A disappointing Christmas performance from Westcon has led Datatec to warn shareholders for the second time in six weeks that its results for the 2013 fiscal year are likely to fall short of previous forecasts.
The firm closes its financial year at the end of next month and previously predicted that revenue would come in as high as $5.8bn (£3.6bn), compared with $5bn in FY12. But the Westcon and Logicalis parent now believes the top line will finish at about $5.4bn. Margins are set to take a hit, with post-tax profit expected to fall between $80m and $90m, compared with $89m last year.
In a trading update issued today, Datatec outlined that Westcon "has reported continued softness in its performance; December was particularly challenging, particularly in the US and Europe". Today's statement follows another shareholder warning, which was issued at the start of December following an unexpectedly tepid Q3 performance from Westcon.
But it isn't all bad news for the South African giant, with Logicalis showing strongly during the second half of the year.

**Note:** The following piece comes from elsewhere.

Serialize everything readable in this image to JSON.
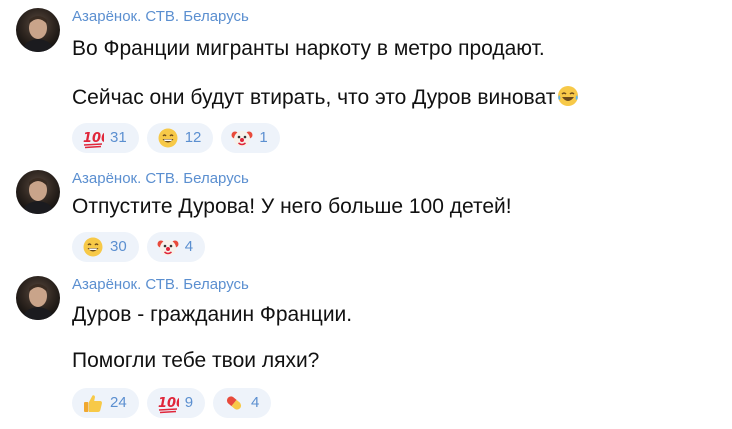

The integrator's operating margins for H2 are set to show an improvement both sequentially and year on year.
Datatec's IT consulting businesses have been something of a mixed bag in the year's second half, with Analysys Mason "expected to report a solid year", but other brands "have experienced weaker trading conditions" during H2.
Datatec chief executive Jens Montanana said: "Our global reach and diversity are continuing to provide relative resilience against the poor economic backdrop of many of the world's economies. Although disappointed by the recent developments in Westcon, we are not immune to the continuing weakness in many sectors, especially in the more mature markets. We are already adjusting our business model accordingly."